MPC may lower growth forecast

MPC may lower growth forecast

Protests pose new, increasing risks

The Bank of Thailand's Monetary Policy Committee (MPC) may cut this year's 4% GDP growth forecast, as downside risk is increasing on the back of the political turmoil.

"The MPC will assess domestic factors such as public expenditure, exports and private spending in evaluating its economic growth forecast," said central bank spokeswoman Roong Mallikamas.

The MPC will convene its first meeting of the year on Jan 22.

Mrs Roong said external factors look more promising, while the economic threat from domestic politics is rising.

The MPC is committed to pro-growth policies, said Mrs Roong.

Regarding the 2-trillion-baht infrastructure bill awaiting a Constitution Court ruling on its constitutionality, the MPC will further evaluate specific aspects of the bill.

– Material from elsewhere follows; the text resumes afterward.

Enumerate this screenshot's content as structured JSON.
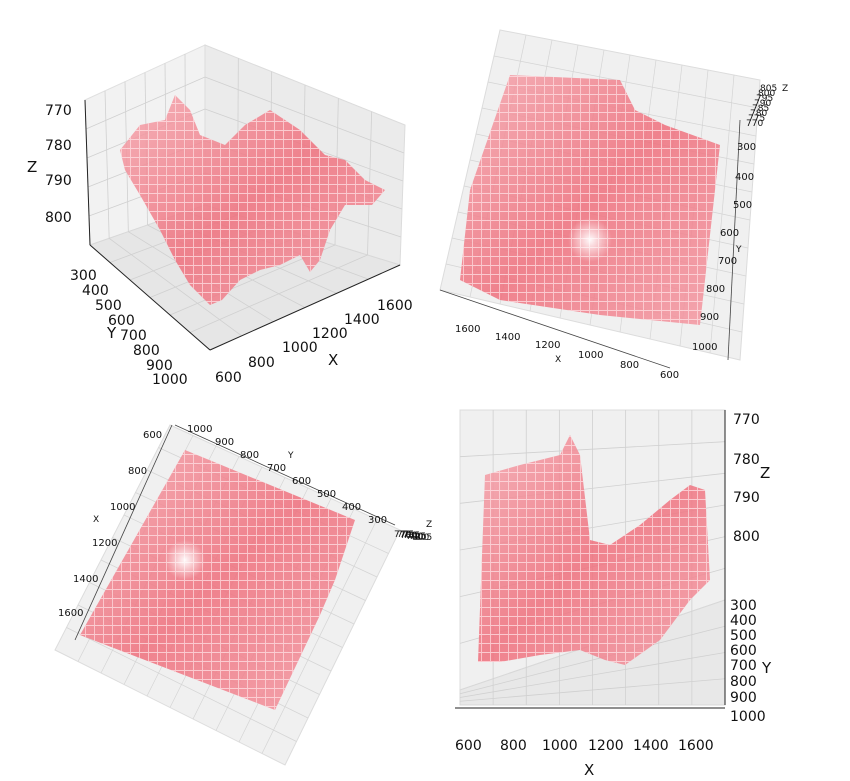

Mrs Roong said passage of the rate cut at the MPC's final meeting of 2013 in late November has helped to ease people's burden to some degree.

The MPC at that time lowered its policy interest rate by 25 basis points to 2.25% in a bid to help the lacklustre economy regain momentum.

At that same meeting, the rate-setting committee slashed its 2014 economic growth projection to 4% from 4.8%.

However, the political situation has steadily deteriorated since late October.

Despite rising food and gas prices, inflation is not expected to threaten the economy in the period ahead, said Mrs Roong.

Meanwhile, the central bank's Financial Institutions Policy Committee is in the initial stage of assessing foreign bank applications to set up local subsidiaries.

Mrs Roong said the entire process will be completed within three months.

The central bank last June laid out criteria allowing a maximum of five foreign banks to convert their branches into subsidiaries, with approvals expected to be completed by mid-2014.

The move is aimed at liberalising the Thai financial market.

Besides requiring 20 billion baht in paid-up capital, qualified foreign banks must have a good reputation, a strong financial position, solid earnings, and robust risk management and corporate governance.Qualified banks will be allowed to open up to 20 branches and 20 off-premises ATMs nationwide.

At present, foreign banks are restricted to a maximum of three branches.